You could encourage the person you are concerned about to make a support plan like the one below. The support plan is for them to fill in, although you might help them do this.

It can be helpful to:

  • talk together about what to include
  • ask them what has or hasn't helped before
  • write or print more than one copy
  • keep it somewhere easy to find
  • save important numbers in your phones

The thing I find most helpful, is just knowing someone is there. Sometimes just listening to someone drivel on about mundane things. Sometimes talking about how I feel – just simply saying to someone I feel suicidal.

Support plan

This is for someone who feels suicidal to fill in, so the questions are written from their perspective.

What can I do to take care of myself?

This could include things like 'write down how I feel', 'cuddle a pet' or 'do some exercise like walking or swimming'.

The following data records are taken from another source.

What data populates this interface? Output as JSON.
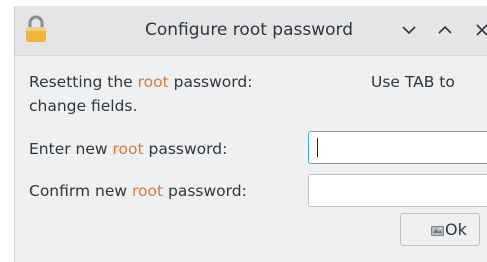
{
  "window": {
    "title": "Configure root password"
  },
  "intro": {
    "prefix": "Resetting the ",
    "keyword": "root",
    "suffix": " password:",
    "tab_hint": "Use TAB to",
    "line2": "change fields."
  },
  "new_password": {
    "prefix": "Enter new ",
    "keyword": "root",
    "suffix": " password:",
    "value": ""
  },
  "confirm_password": {
    "prefix": "Confirm new ",
    "keyword": "root",
    "suffix": " password:",
    "value": ""
  },
  "ok_button": {
    "label": "Ok"
  },
  "icons": {
    "app": "lock-icon",
    "minimize": "chevron-down-icon",
    "maximize": "chevron-up-icon",
    "close": "close-icon",
    "ok": "ok-icon"
  },
  "colors": {
    "keyword": "#dc7a35",
    "focus_border": "#3daee9"
  }
}
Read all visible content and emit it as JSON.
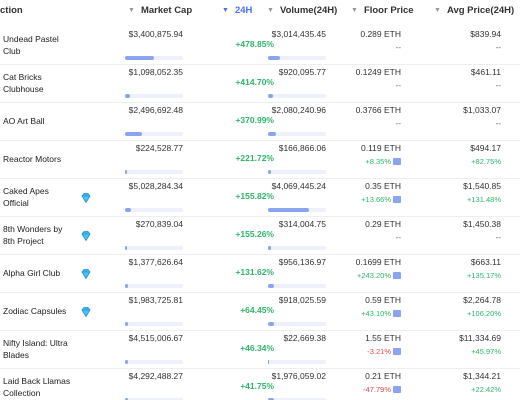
{
  "header": {
    "collection": "ction",
    "market_cap": "Market Cap",
    "change_24h": "24H",
    "volume": "Volume(24H)",
    "floor_price": "Floor Price",
    "avg_price": "Avg Price(24H)"
  },
  "rows": [
    {
      "name": "Undead Pastel Club",
      "gem": false,
      "market_cap": "$3,400,875.94",
      "mcap_fraction": 0.5,
      "change": "+478.85%",
      "volume": "$3,014,435.45",
      "vol_fraction": 0.2,
      "floor": "0.289 ETH",
      "floor_sub": "--",
      "floor_sub_class": "dash",
      "floor_chart": false,
      "avg": "$839.94",
      "avg_sub": "--",
      "avg_sub_class": "dash"
    },
    {
      "name": "Cat Bricks Clubhouse",
      "gem": false,
      "market_cap": "$1,098,052.35",
      "mcap_fraction": 0.08,
      "change": "+414.70%",
      "volume": "$920,095.77",
      "vol_fraction": 0.08,
      "floor": "0.1249 ETH",
      "floor_sub": "--",
      "floor_sub_class": "dash",
      "floor_chart": false,
      "avg": "$461.11",
      "avg_sub": "--",
      "avg_sub_class": "dash"
    },
    {
      "name": "AO Art Ball",
      "gem": false,
      "market_cap": "$2,496,692.48",
      "mcap_fraction": 0.3,
      "change": "+370.99%",
      "volume": "$2,080,240.96",
      "vol_fraction": 0.14,
      "floor": "0.3766 ETH",
      "floor_sub": "--",
      "floor_sub_class": "dash",
      "floor_chart": false,
      "avg": "$1,033.07",
      "avg_sub": "--",
      "avg_sub_class": "dash"
    },
    {
      "name": "Reactor Motors",
      "gem": false,
      "market_cap": "$224,528.77",
      "mcap_fraction": 0.03,
      "change": "+221.72%",
      "volume": "$166,866.06",
      "vol_fraction": 0.05,
      "floor": "0.119 ETH",
      "floor_sub": "+8.35%",
      "floor_sub_class": "up",
      "floor_chart": true,
      "avg": "$494.17",
      "avg_sub": "+82.75%",
      "avg_sub_class": "up"
    },
    {
      "name": "Caked Apes Official",
      "gem": true,
      "market_cap": "$5,028,284.34",
      "mcap_fraction": 0.1,
      "change": "+155.82%",
      "volume": "$4,069,445.24",
      "vol_fraction": 0.7,
      "floor": "0.35 ETH",
      "floor_sub": "+13.66%",
      "floor_sub_class": "up",
      "floor_chart": true,
      "avg": "$1,540.85",
      "avg_sub": "+131.48%",
      "avg_sub_class": "up"
    },
    {
      "name": "8th Wonders by 8th Project",
      "gem": true,
      "market_cap": "$270,839.04",
      "mcap_fraction": 0.03,
      "change": "+155.26%",
      "volume": "$314,004.75",
      "vol_fraction": 0.05,
      "floor": "0.29 ETH",
      "floor_sub": "--",
      "floor_sub_class": "dash",
      "floor_chart": false,
      "avg": "$1,450.38",
      "avg_sub": "--",
      "avg_sub_class": "dash"
    },
    {
      "name": "Alpha Girl Club",
      "gem": true,
      "market_cap": "$1,377,626.64",
      "mcap_fraction": 0.05,
      "change": "+131.62%",
      "volume": "$956,136.97",
      "vol_fraction": 0.1,
      "floor": "0.1699 ETH",
      "floor_sub": "+243.20%",
      "floor_sub_class": "up",
      "floor_chart": true,
      "avg": "$663.11",
      "avg_sub": "+135.17%",
      "avg_sub_class": "up"
    },
    {
      "name": "Zodiac Capsules",
      "gem": true,
      "market_cap": "$1,983,725.81",
      "mcap_fraction": 0.06,
      "change": "+64.45%",
      "volume": "$918,025.59",
      "vol_fraction": 0.1,
      "floor": "0.59 ETH",
      "floor_sub": "+43.10%",
      "floor_sub_class": "up",
      "floor_chart": true,
      "avg": "$2,264.78",
      "avg_sub": "+106.20%",
      "avg_sub_class": "up"
    },
    {
      "name": "Nifty Island: Ultra Blades",
      "gem": false,
      "market_cap": "$4,515,006.67",
      "mcap_fraction": 0.05,
      "change": "+46.34%",
      "volume": "$22,669.38",
      "vol_fraction": 0.02,
      "floor": "1.55 ETH",
      "floor_sub": "-3.21%",
      "floor_sub_class": "down",
      "floor_chart": true,
      "avg": "$11,334.69",
      "avg_sub": "+45.97%",
      "avg_sub_class": "up"
    },
    {
      "name": "Laid Back Llamas Collection",
      "gem": false,
      "market_cap": "$4,292,488.27",
      "mcap_fraction": 0.06,
      "change": "+41.75%",
      "volume": "$1,976,059.02",
      "vol_fraction": 0.1,
      "floor": "0.21 ETH",
      "floor_sub": "-47.79%",
      "floor_sub_class": "down",
      "floor_chart": true,
      "avg": "$1,344.21",
      "avg_sub": "+22.42%",
      "avg_sub_class": "up"
    }
  ]
}
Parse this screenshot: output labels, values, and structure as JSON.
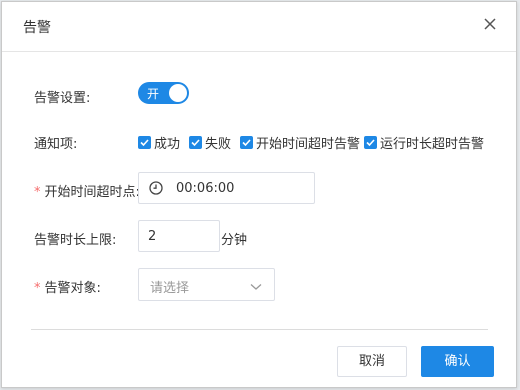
{
  "dialog": {
    "title": "告警"
  },
  "alarm_setting": {
    "label": "告警设置:",
    "switch_text": "开",
    "enabled": true
  },
  "notify": {
    "label": "通知项:",
    "options": [
      {
        "label": "成功",
        "checked": true
      },
      {
        "label": "失败",
        "checked": true
      },
      {
        "label": "开始时间超时告警",
        "checked": true
      },
      {
        "label": "运行时长超时告警",
        "checked": true
      }
    ]
  },
  "start_timeout": {
    "required_mark": "*",
    "label": "开始时间超时点:",
    "value": "00:06:00"
  },
  "duration_limit": {
    "label": "告警时长上限:",
    "value": "2",
    "unit": "分钟"
  },
  "alarm_target": {
    "required_mark": "*",
    "label": "告警对象:",
    "placeholder": "请选择"
  },
  "footer": {
    "cancel_label": "取消",
    "confirm_label": "确认"
  },
  "colors": {
    "primary": "#1e88e5",
    "required": "#f56c6c"
  }
}
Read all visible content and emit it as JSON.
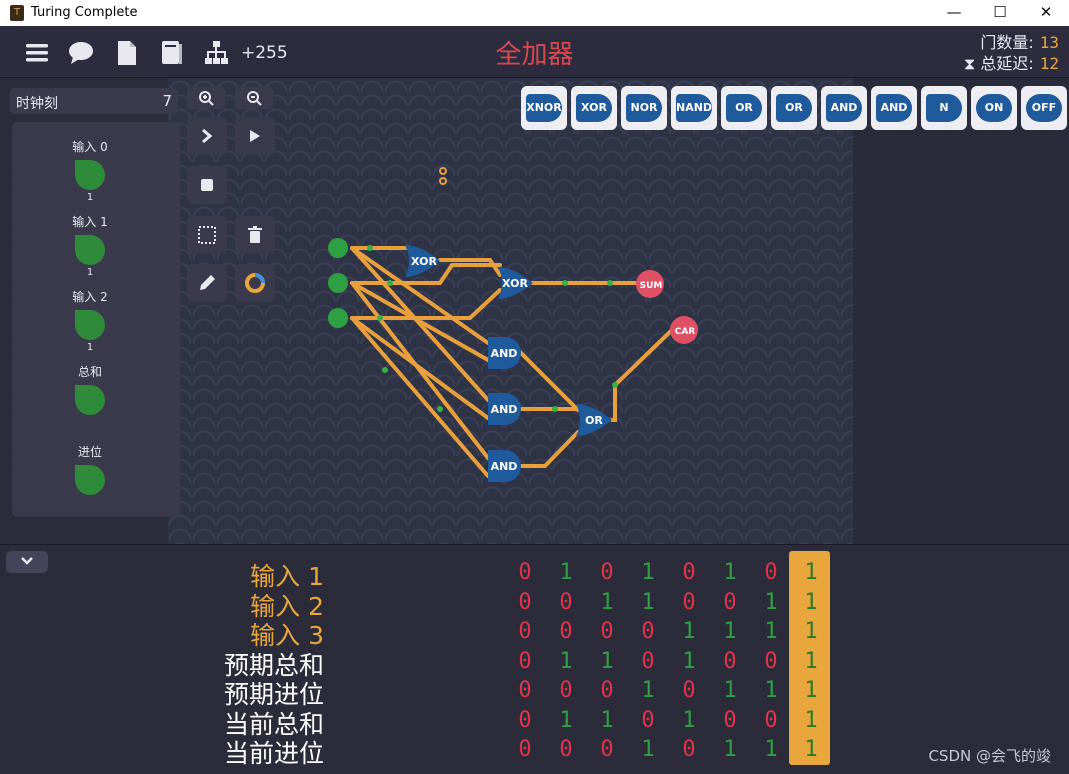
{
  "window": {
    "title": "Turing Complete",
    "min": "—",
    "max": "☐",
    "close": "✕",
    "icon": "T"
  },
  "topbar": {
    "count": "+255",
    "level_title": "全加器",
    "gate_count_label": "门数量:",
    "gate_count": "13",
    "delay_label": "总延迟:",
    "delay": "12",
    "delay_icon": "⧗"
  },
  "clock": {
    "label": "时钟刻",
    "value": "7"
  },
  "io": [
    {
      "label": "输入 0",
      "value": "1"
    },
    {
      "label": "输入 1",
      "value": "1"
    },
    {
      "label": "输入 2",
      "value": "1"
    },
    {
      "label": "总和",
      "value": ""
    },
    {
      "label": "进位",
      "value": ""
    }
  ],
  "palette": [
    "XNOR",
    "XOR",
    "NOR",
    "NAND",
    "OR",
    "OR",
    "AND",
    "AND",
    "N",
    "ON",
    "OFF"
  ],
  "circuit": {
    "xor1": "XOR",
    "xor2": "XOR",
    "and1": "AND",
    "and2": "AND",
    "and3": "AND",
    "or1": "OR",
    "sum": "SUM",
    "car": "CAR"
  },
  "truth_table": [
    {
      "label": "输入 1",
      "color": "#e8a63c",
      "values": [
        "0",
        "1",
        "0",
        "1",
        "0",
        "1",
        "0",
        "1"
      ]
    },
    {
      "label": "输入 2",
      "color": "#e8a63c",
      "values": [
        "0",
        "0",
        "1",
        "1",
        "0",
        "0",
        "1",
        "1"
      ]
    },
    {
      "label": "输入 3",
      "color": "#e8a63c",
      "values": [
        "0",
        "0",
        "0",
        "0",
        "1",
        "1",
        "1",
        "1"
      ]
    },
    {
      "label": "预期总和",
      "color": "#ffffff",
      "values": [
        "0",
        "1",
        "1",
        "0",
        "1",
        "0",
        "0",
        "1"
      ]
    },
    {
      "label": "预期进位",
      "color": "#ffffff",
      "values": [
        "0",
        "0",
        "0",
        "1",
        "0",
        "1",
        "1",
        "1"
      ]
    },
    {
      "label": "当前总和",
      "color": "#ffffff",
      "values": [
        "0",
        "1",
        "1",
        "0",
        "1",
        "0",
        "0",
        "1"
      ]
    },
    {
      "label": "当前进位",
      "color": "#ffffff",
      "values": [
        "0",
        "0",
        "0",
        "1",
        "0",
        "1",
        "1",
        "1"
      ]
    }
  ],
  "colors": {
    "zero": "#e0344a",
    "one": "#2ea043",
    "current": "#e8a63c",
    "wire": "#e8a03c",
    "gate": "#1f5a9c"
  },
  "watermark": "CSDN @会飞的竣"
}
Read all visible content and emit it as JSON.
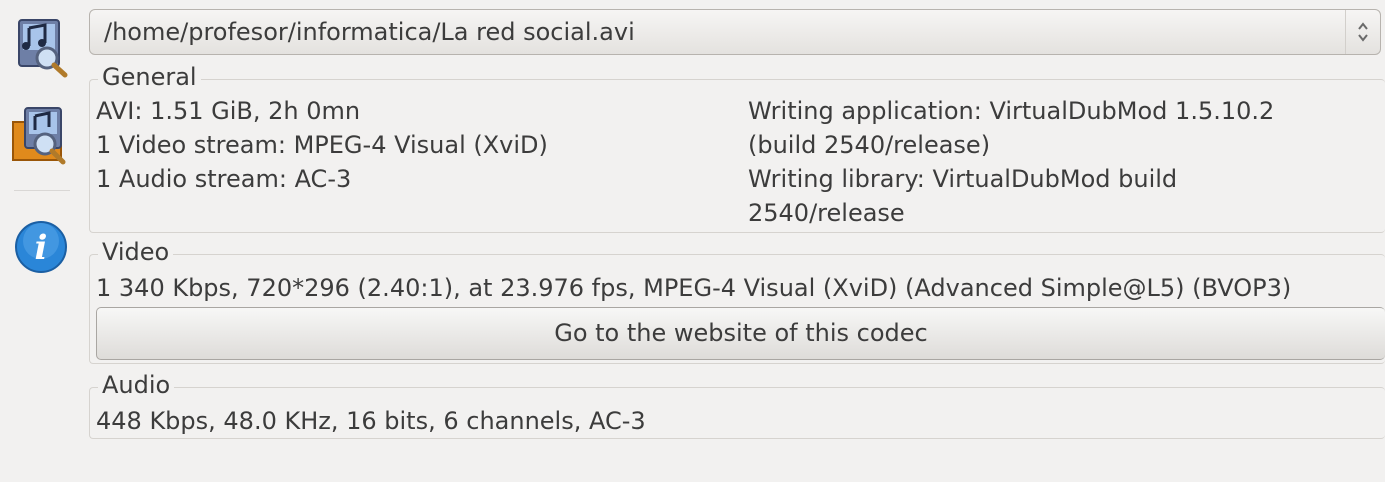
{
  "file_select": {
    "value": "/home/profesor/informatica/La red social.avi"
  },
  "toolbar": {
    "items": [
      {
        "icon": "media-info-icon"
      },
      {
        "icon": "folder-media-icon"
      },
      {
        "icon": "info-icon",
        "glyph": "i"
      }
    ]
  },
  "general": {
    "title": "General",
    "left_lines": [
      "AVI: 1.51 GiB, 2h 0mn",
      "1 Video stream: MPEG-4 Visual (XviD)",
      "1 Audio stream: AC-3"
    ],
    "right_lines": [
      "Writing application: VirtualDubMod 1.5.10.2",
      "(build 2540/release)",
      "Writing library: VirtualDubMod build",
      "2540/release"
    ]
  },
  "video": {
    "title": "Video",
    "line": "1 340 Kbps, 720*296 (2.40:1), at 23.976 fps, MPEG-4 Visual (XviD) (Advanced Simple@L5) (BVOP3)",
    "codec_button": "Go to the website of this codec"
  },
  "audio": {
    "title": "Audio",
    "line": "448 Kbps, 48.0 KHz, 16 bits, 6 channels, AC-3"
  },
  "colors": {
    "info_blue": "#2a86d8",
    "folder_orange": "#e08a1c"
  }
}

How would I like to be supported?

This could include a list of names and numbers of friends, family or professionals you can contact when you need support and details of how you would like to be supported, like 'ask me how I'm feeling' or 'come to appointments with me'. It's also a good idea to list the details of helplines or peer support groups, which might include online support like Elefriends.

Who can be contacted in an emergency?

It's best to agree on what to do in an emergency, with names and numbers for crisis services. This could include things like 'call 999 for an ambulance', 'contact my Community Mental Health Team (CMHT) on...' or 'call 116 123 for Samaritans'.

See our information on self-help for suicidal feelings and making a safety plan for more ideas of what to include.


This information was published in January 2017. We will revise it in 2020.